Ultrafast demagnetization observed only in amorphous CoFeB.

Spin-lattice scattering occurs on ~30 fs timescale, comparable to electronic scattering.

Lattice disorder enhances spin-lattice scattering, as shown by conductivity measurements.

Abstract

We use single-cycle THz fields and the femtosecond magneto-optical Kerr effect to respectively excite and probe the magnetization dynamics in two thin-film ferromagnets with different lattice structure: crystalline Fe and amorphous CoFeB. We observe Landau-Lifshitz-torque magnetization dynamics of comparable magnitude in both systems, but only the amorphous sample shows ultrafast demagnetization caused by the spin-lattice depolarization of the THz-induced ultrafast spin current.
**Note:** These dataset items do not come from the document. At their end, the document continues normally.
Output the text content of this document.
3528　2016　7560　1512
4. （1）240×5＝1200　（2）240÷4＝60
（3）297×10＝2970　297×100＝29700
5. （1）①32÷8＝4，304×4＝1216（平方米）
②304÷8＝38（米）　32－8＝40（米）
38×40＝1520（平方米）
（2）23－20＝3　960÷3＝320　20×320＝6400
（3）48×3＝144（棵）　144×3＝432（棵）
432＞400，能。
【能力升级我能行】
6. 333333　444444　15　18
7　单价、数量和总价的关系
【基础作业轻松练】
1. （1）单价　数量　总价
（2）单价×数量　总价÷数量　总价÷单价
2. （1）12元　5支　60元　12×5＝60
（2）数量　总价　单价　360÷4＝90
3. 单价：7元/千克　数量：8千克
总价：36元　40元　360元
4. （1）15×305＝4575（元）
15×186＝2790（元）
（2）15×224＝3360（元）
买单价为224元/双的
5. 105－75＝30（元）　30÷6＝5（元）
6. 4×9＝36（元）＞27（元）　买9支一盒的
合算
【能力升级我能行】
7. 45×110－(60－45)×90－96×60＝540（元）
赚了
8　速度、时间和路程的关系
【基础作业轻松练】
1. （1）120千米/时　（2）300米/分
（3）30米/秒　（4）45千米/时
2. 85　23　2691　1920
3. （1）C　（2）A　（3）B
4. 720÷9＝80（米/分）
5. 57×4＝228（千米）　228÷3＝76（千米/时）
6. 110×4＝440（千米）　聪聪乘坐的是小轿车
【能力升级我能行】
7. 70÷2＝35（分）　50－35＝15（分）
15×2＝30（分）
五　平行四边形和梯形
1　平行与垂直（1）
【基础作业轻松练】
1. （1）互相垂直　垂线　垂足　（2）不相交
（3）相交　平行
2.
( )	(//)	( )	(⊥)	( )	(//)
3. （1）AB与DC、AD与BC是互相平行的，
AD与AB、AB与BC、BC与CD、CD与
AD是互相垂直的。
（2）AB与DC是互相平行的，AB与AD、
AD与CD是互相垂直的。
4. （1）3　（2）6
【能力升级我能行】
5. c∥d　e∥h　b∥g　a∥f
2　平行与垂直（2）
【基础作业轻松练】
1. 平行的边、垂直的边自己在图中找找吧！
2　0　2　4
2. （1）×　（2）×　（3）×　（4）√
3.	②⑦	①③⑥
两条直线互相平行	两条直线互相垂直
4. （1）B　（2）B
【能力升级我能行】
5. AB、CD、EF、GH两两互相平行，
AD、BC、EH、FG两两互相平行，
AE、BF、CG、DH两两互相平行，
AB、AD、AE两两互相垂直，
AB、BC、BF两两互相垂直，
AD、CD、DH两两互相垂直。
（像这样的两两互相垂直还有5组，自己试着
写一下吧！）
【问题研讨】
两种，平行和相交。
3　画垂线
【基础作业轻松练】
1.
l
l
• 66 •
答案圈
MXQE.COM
Quantitative modelling shows that such spin-lattice scattering events occur on similar time scales than the conventional spin conserving electronic scattering ($\sim30$ fs). This is significantly faster that optical laser-induced demagnetization. THz conductivity measurements point towards the influence of lattice disorder in amorphous CoFeB as the driving force for enhanced spin-lattice scattering.